Thursday, May 26, 2011

Lower body workout routine options, machines, free weights or weight?

at 10:15 AM
Development of a lower body workout routine that actually works for the body can be difficult. They can with some commonly identify obstacles that are ordinary people, if they decide to begin its work this area of the body:
Limited access to weight machines and other equipment.
Lack of knowledge about what exercises are effective and what a waste of time.
Limited details of various movements and changes of harder movements.
Inaccurate beliefs.
Lack of motivation
Inaccurate beliefs and lack of knowledge about what to do exercises are major problems for many people who want to start a good lower body workout routine. One of the most common inaccurate views is that you have weight machines or other fitness devices working the lower body effectively.
It is true that the machines you see in gyms can be great tools for working the lower body muscles. But that doesn't mean that they are forever in a large training essential. Quite the contrary. To strengthen the weight of her own body, sound and ask for the muscles in your lower body.

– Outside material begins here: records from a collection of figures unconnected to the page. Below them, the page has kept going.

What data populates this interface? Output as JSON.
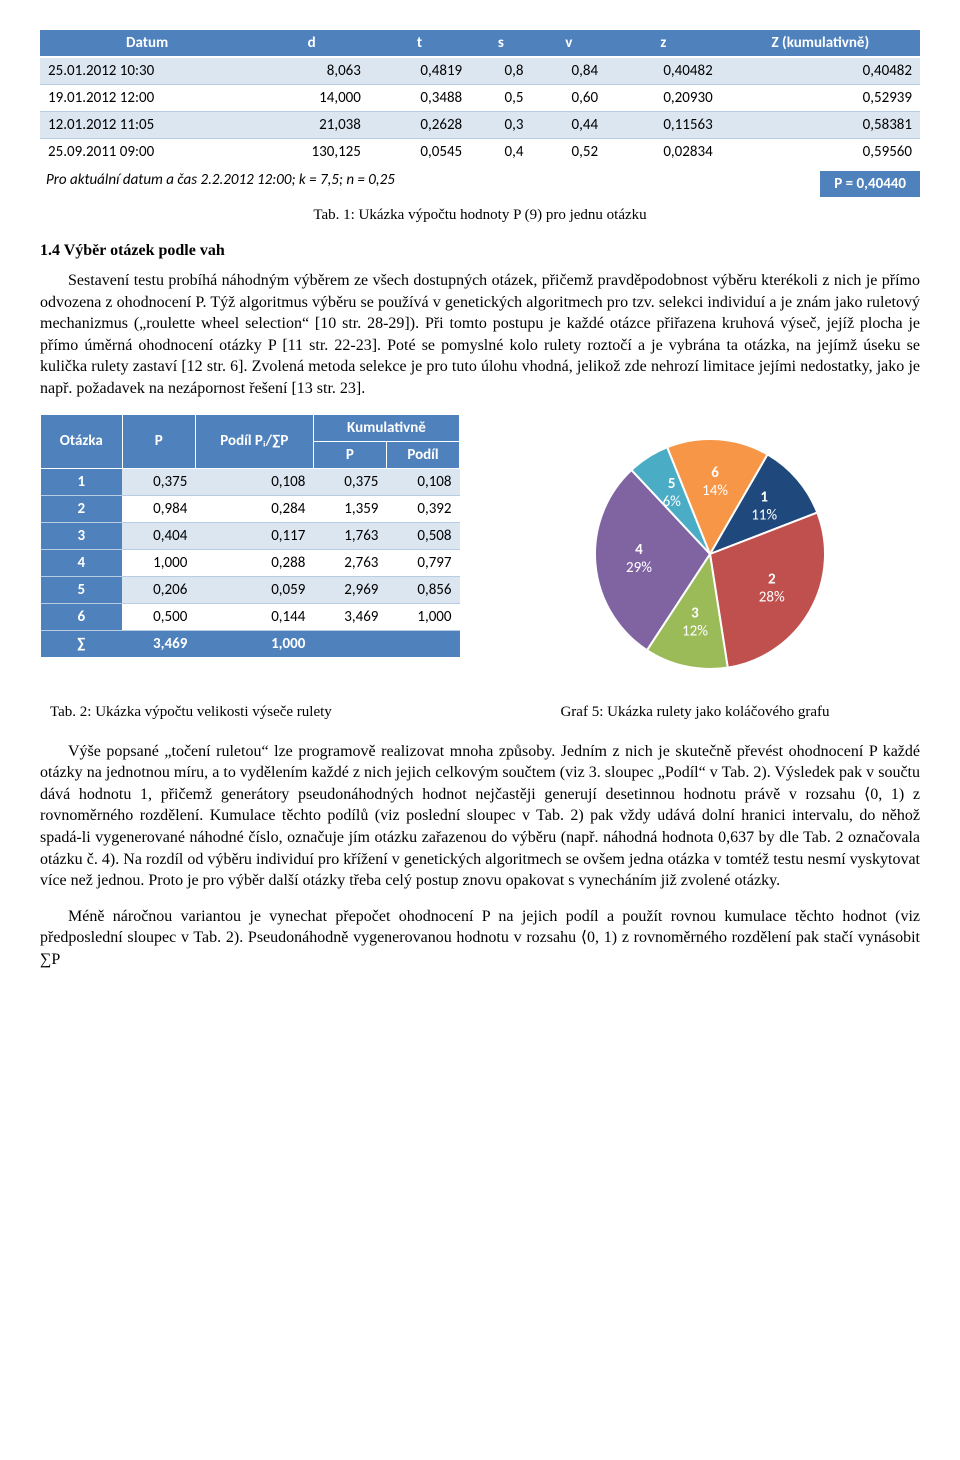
{
  "table1": {
    "headers": [
      "Datum",
      "d",
      "t",
      "s",
      "v",
      "z",
      "Z (kumulativně)"
    ],
    "rows": [
      [
        "25.01.2012 10:30",
        "8,063",
        "0,4819",
        "0,8",
        "0,84",
        "0,40482",
        "0,40482"
      ],
      [
        "19.01.2012 12:00",
        "14,000",
        "0,3488",
        "0,5",
        "0,60",
        "0,20930",
        "0,52939"
      ],
      [
        "12.01.2012 11:05",
        "21,038",
        "0,2628",
        "0,3",
        "0,44",
        "0,11563",
        "0,58381"
      ],
      [
        "25.09.2011 09:00",
        "130,125",
        "0,0545",
        "0,4",
        "0,52",
        "0,02834",
        "0,59560"
      ]
    ],
    "footer_left": "Pro aktuální datum a čas 2.2.2012  12:00; k = 7,5; n = 0,25",
    "footer_right": "P = 0,40440",
    "caption": "Tab. 1: Ukázka výpočtu hodnoty P (9) pro jednu otázku"
  },
  "section_title": "1.4  Výběr otázek podle vah",
  "para1": "Sestavení testu probíhá náhodným výběrem ze všech dostupných otázek, přičemž pravděpodobnost výběru kterékoli z nich je přímo odvozena z ohodnocení P. Týž algoritmus výběru se používá v genetických algoritmech pro tzv. selekci individuí a je znám jako ruletový mechanizmus („roulette wheel selection“ [10 str. 28-29]). Při tomto postupu je každé otázce přiřazena kruhová výseč, jejíž plocha je přímo úměrná ohodnocení otázky P [11 str. 22-23]. Poté se pomyslné kolo rulety roztočí a je vybrána ta otázka, na jejímž úseku se kulička rulety zastaví [12 str. 6]. Zvolená metoda selekce je pro tuto úlohu vhodná, jelikož zde nehrozí limitace jejími nedostatky, jako je např. požadavek na nezápornost řešení [13 str. 23].",
  "table2": {
    "superheaders": [
      "Otázka",
      "P",
      "Podíl Pᵢ/∑P",
      "Kumulativně"
    ],
    "subheaders": [
      "P",
      "Podíl"
    ],
    "rows": [
      [
        "1",
        "0,375",
        "0,108",
        "0,375",
        "0,108"
      ],
      [
        "2",
        "0,984",
        "0,284",
        "1,359",
        "0,392"
      ],
      [
        "3",
        "0,404",
        "0,117",
        "1,763",
        "0,508"
      ],
      [
        "4",
        "1,000",
        "0,288",
        "2,763",
        "0,797"
      ],
      [
        "5",
        "0,206",
        "0,059",
        "2,969",
        "0,856"
      ],
      [
        "6",
        "0,500",
        "0,144",
        "3,469",
        "1,000"
      ]
    ],
    "sumrow": [
      "∑",
      "3,469",
      "1,000",
      "",
      ""
    ],
    "caption": "Tab. 2: Ukázka výpočtu velikosti výseče rulety"
  },
  "pie": {
    "start_angle_deg": -60,
    "slices": [
      {
        "label": "1",
        "pct": "11%",
        "value": 0.108,
        "color": "#1f497d"
      },
      {
        "label": "2",
        "pct": "28%",
        "value": 0.284,
        "color": "#c0504d"
      },
      {
        "label": "3",
        "pct": "12%",
        "value": 0.117,
        "color": "#9bbb59"
      },
      {
        "label": "4",
        "pct": "29%",
        "value": 0.288,
        "color": "#8064a2"
      },
      {
        "label": "5",
        "pct": "6%",
        "value": 0.059,
        "color": "#4bacc6"
      },
      {
        "label": "6",
        "pct": "14%",
        "value": 0.144,
        "color": "#f79646"
      }
    ],
    "caption": "Graf 5: Ukázka rulety jako koláčového grafu"
  },
  "para2": "Výše popsané „točení ruletou“ lze programově realizovat mnoha způsoby. Jedním z nich je skutečně převést ohodnocení P každé otázky na jednotnou míru, a to vydělením každé z nich jejich celkovým součtem (viz 3. sloupec „Podíl“ v Tab. 2). Výsledek pak v součtu dává hodnotu 1, přičemž generátory pseudonáhodných hodnot nejčastěji generují desetinnou hodnotu právě v  rozsahu ⟨0, 1) z rovnoměrného rozdělení. Kumulace těchto podílů (viz poslední sloupec v Tab. 2) pak vždy udává dolní hranici intervalu, do něhož spadá-li vygenerované náhodné číslo, označuje jím otázku zařazenou do výběru (např. náhodná hodnota 0,637 by dle Tab. 2 označovala otázku č. 4). Na rozdíl od výběru individuí pro křížení v genetických algoritmech se ovšem jedna otázka v tomtéž testu nesmí vyskytovat více než jednou. Proto je pro výběr další otázky třeba celý postup znovu opakovat s vynecháním již zvolené otázky.",
  "para3": "Méně náročnou variantou je vynechat přepočet ohodnocení P na jejich podíl a použít rovnou kumulace těchto hodnot (viz předposlední sloupec v Tab. 2). Pseudonáhodně vygenerovanou hodnotu v rozsahu ⟨0, 1) z rovnoměrného rozdělení pak stačí vynásobit ∑P"
}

Here is just a small selection of classic exercises that can be integrated in a lower body workout routine with very good results:
Squats. Stand with your feet about shoulder width apart. Do have your hands either in the foreground or folded on your chest. Have your toes pointed slightly outward. Keeping your chest your company out middle part and head with a view to Frontwards. Now squat you as if you were going down, sit leaning in your heels, until your back inline or is parallel to the ground. Then with your thighs and butt press itself back up again. Locking your knees not off when in a standing position to return. Keep your knee soft and flowing movement. Continue with the second squat, then third, and so on, the set have completed by you.

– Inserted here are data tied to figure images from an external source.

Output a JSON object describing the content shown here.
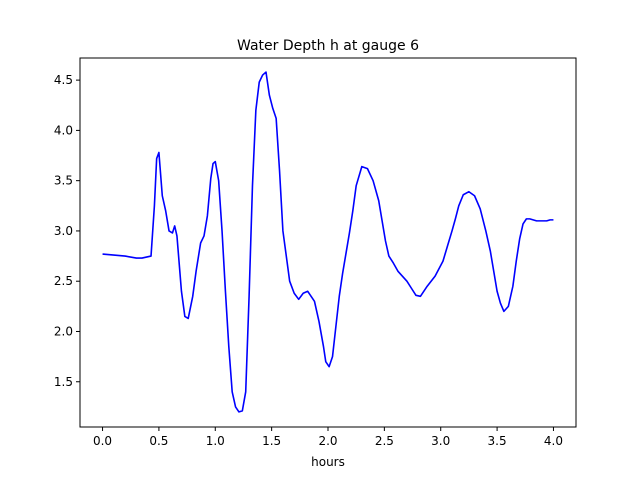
{
  "chart_data": {
    "type": "line",
    "title": "Water Depth h at gauge 6",
    "xlabel": "hours",
    "ylabel": "",
    "xlim": [
      -0.2,
      4.2
    ],
    "ylim": [
      1.05,
      4.72
    ],
    "xticks": [
      0.0,
      0.5,
      1.0,
      1.5,
      2.0,
      2.5,
      3.0,
      3.5,
      4.0
    ],
    "xtick_labels": [
      "0.0",
      "0.5",
      "1.0",
      "1.5",
      "2.0",
      "2.5",
      "3.0",
      "3.5",
      "4.0"
    ],
    "yticks": [
      1.5,
      2.0,
      2.5,
      3.0,
      3.5,
      4.0,
      4.5
    ],
    "ytick_labels": [
      "1.5",
      "2.0",
      "2.5",
      "3.0",
      "3.5",
      "4.0",
      "4.5"
    ],
    "grid": false,
    "line_color": "#0000ff",
    "series": [
      {
        "x": [
          0.0,
          0.1,
          0.2,
          0.3,
          0.35,
          0.43,
          0.46,
          0.48,
          0.5,
          0.53,
          0.56,
          0.59,
          0.62,
          0.64,
          0.66,
          0.7,
          0.73,
          0.76,
          0.8,
          0.83,
          0.87,
          0.9,
          0.93,
          0.96,
          0.98,
          1.0,
          1.03,
          1.06,
          1.09,
          1.12,
          1.15,
          1.18,
          1.21,
          1.24,
          1.27,
          1.3,
          1.33,
          1.36,
          1.39,
          1.42,
          1.45,
          1.48,
          1.51,
          1.54,
          1.57,
          1.6,
          1.63,
          1.66,
          1.7,
          1.74,
          1.78,
          1.82,
          1.85,
          1.88,
          1.92,
          1.96,
          1.98,
          2.01,
          2.04,
          2.07,
          2.1,
          2.13,
          2.16,
          2.19,
          2.22,
          2.25,
          2.3,
          2.35,
          2.4,
          2.45,
          2.48,
          2.51,
          2.54,
          2.58,
          2.62,
          2.66,
          2.7,
          2.74,
          2.78,
          2.82,
          2.88,
          2.95,
          3.02,
          3.06,
          3.1,
          3.13,
          3.16,
          3.2,
          3.25,
          3.3,
          3.35,
          3.4,
          3.44,
          3.47,
          3.5,
          3.53,
          3.56,
          3.6,
          3.64,
          3.67,
          3.7,
          3.73,
          3.76,
          3.79,
          3.82,
          3.85,
          3.88,
          3.91,
          3.94,
          3.97,
          4.0
        ],
        "y": [
          2.77,
          2.76,
          2.75,
          2.73,
          2.73,
          2.75,
          3.25,
          3.72,
          3.78,
          3.35,
          3.2,
          3.0,
          2.98,
          3.05,
          2.95,
          2.4,
          2.15,
          2.13,
          2.35,
          2.6,
          2.88,
          2.95,
          3.15,
          3.52,
          3.67,
          3.69,
          3.5,
          3.0,
          2.4,
          1.85,
          1.4,
          1.25,
          1.2,
          1.21,
          1.4,
          2.35,
          3.45,
          4.2,
          4.48,
          4.55,
          4.58,
          4.35,
          4.22,
          4.12,
          3.6,
          3.0,
          2.75,
          2.5,
          2.38,
          2.32,
          2.38,
          2.4,
          2.35,
          2.3,
          2.1,
          1.85,
          1.7,
          1.65,
          1.75,
          2.05,
          2.35,
          2.58,
          2.78,
          2.98,
          3.2,
          3.45,
          3.64,
          3.62,
          3.5,
          3.3,
          3.1,
          2.9,
          2.75,
          2.68,
          2.6,
          2.55,
          2.5,
          2.43,
          2.36,
          2.35,
          2.45,
          2.55,
          2.7,
          2.85,
          3.0,
          3.12,
          3.25,
          3.36,
          3.39,
          3.35,
          3.22,
          3.0,
          2.8,
          2.6,
          2.4,
          2.28,
          2.2,
          2.25,
          2.45,
          2.7,
          2.92,
          3.07,
          3.12,
          3.12,
          3.11,
          3.1,
          3.1,
          3.1,
          3.1,
          3.11,
          3.11
        ]
      }
    ]
  }
}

Lunges. Stand with your feet. Keep your chest out and middle part company, bow you not your back. With the hands on your hips or your pages step forward with a large stride. The two of you bend your knees. Their foreleg should at a 90 degree angle (your knees and Shins in a straight line with your ankle should be). The rear leg should be extended, behind you and your knee should touch almost to the ground. Now with the front foot push up carefully in its original position. Keep steadily during the exercise. After you have completed the required amount of reps on this leg, you exchange the other leg.
Step-ups, along with various ground and mat exercises.
With only these exercises you create only one lower body workout routine very effectively for sculpture and the design of your legs, hips, bottom and thighs. And of course there are changes that you can implement for each of these movements.
For example, can a variety of different types of squats to various lower body to do target muscles in different ways:
Sumo squat with your legs very far apart, squats with legs placed together, single-legged squats, the muscles exhaust a page at a time.
Including a variety of floor exercises, that can imitate the work on greater weight machines wonders for your thighs and butt really work. You may need to do more repetitions as you would do a movement with weight machines, but a lower body workout routine with only body weight can be very effective.
Those who want to add bulk not the thighs and butt it is often better to work with very little weight or no weight at all with this area of the body.
Mandy Gibbons
Virtual Fitness Trainer.com
Free access to VFT's ultimate lower body Webinar on the implementation of a lower body workout visit virtual Fitness Trainer.com.